Sejumlah perempuan memilah-milah kain aneka jenis yang akan dipakai untuk membuat pembalut kain, Selasa (10/12/2019), di kantor lembaga Biyung Indonesia di Kabupaten Bantul, Daerah Istimewa Yogyakarta. Biyung Indonesia merupakan lembaga yang memproduksi pembalut kain dengan merek Biyung sejak tahun 2016. Lembaga ini juga kerap menggelar pelatihan pembuatan pembalut kain untuk sejumlah pihak, misalnya bagi perempuan dari kelompok kurang mampu.
Pendiri Biyung Indonesia, Westiani Agustin, mengatakan, selain dapat mengurangi sampah dari penggunaan pembalut sekali pakai, gerakan ini juga memilki makna penting dalam menyingkap situasi kehidupan perempuan yang tidak memiliki sumber daya atas kesehatan reproduksi dan menstruasi yang sehat. Sebuah persoalan yang masih dipinggirkan oleh narasi pembangunan yang cenderung patriarkis.

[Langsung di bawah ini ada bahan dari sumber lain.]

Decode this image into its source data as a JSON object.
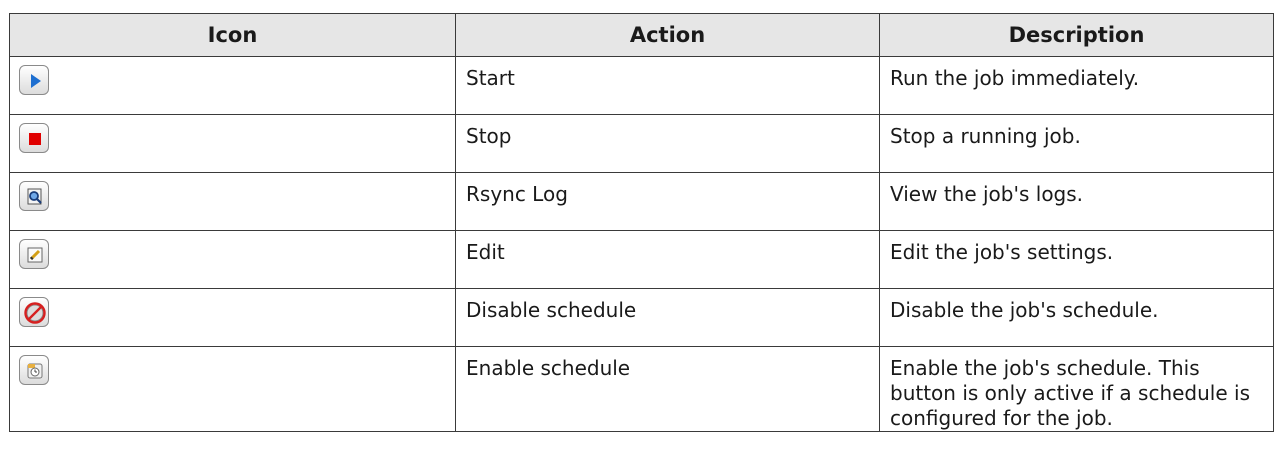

”Rendahnya akses atas layanan kesehatan reproduksi ditambah lagi persoalan-persoalan lingkungan menyebabkan perempuan dijauhkan dari diri dan kehidupannya sendiri,” katanya.
Ditambahkan Diah Irawaty, Pendiri Lets Talk About Sex and Sexuality, persoalan kesehatan reproduksi selayaknya mendapatkan perhatian lebih besar. Jangan menjadi isu privat melainkan isu publik supaya lebih banyak yang peduli. ”Kesehatan reproduksi adalah hak warga negara. Juga menyangkut kesehatan publik,” katanya.
Kesehatan reproduksi bukan hal memalukan melainkan bagian kehidupan dan hak yang wajib dipenuhi negara. Negara telah meratifikasi sejumlah komitmen internasional terkait upaya memenuhi kesehatan reproduksi warganya tetapi itu saja belum cukup. Sehingga, lanjutnya, harus benar-benar dipenuhi implementasinya tanpa diskriminasi.
Janganlah sampai getir yang dialami di Pulau Raman terus terjadi.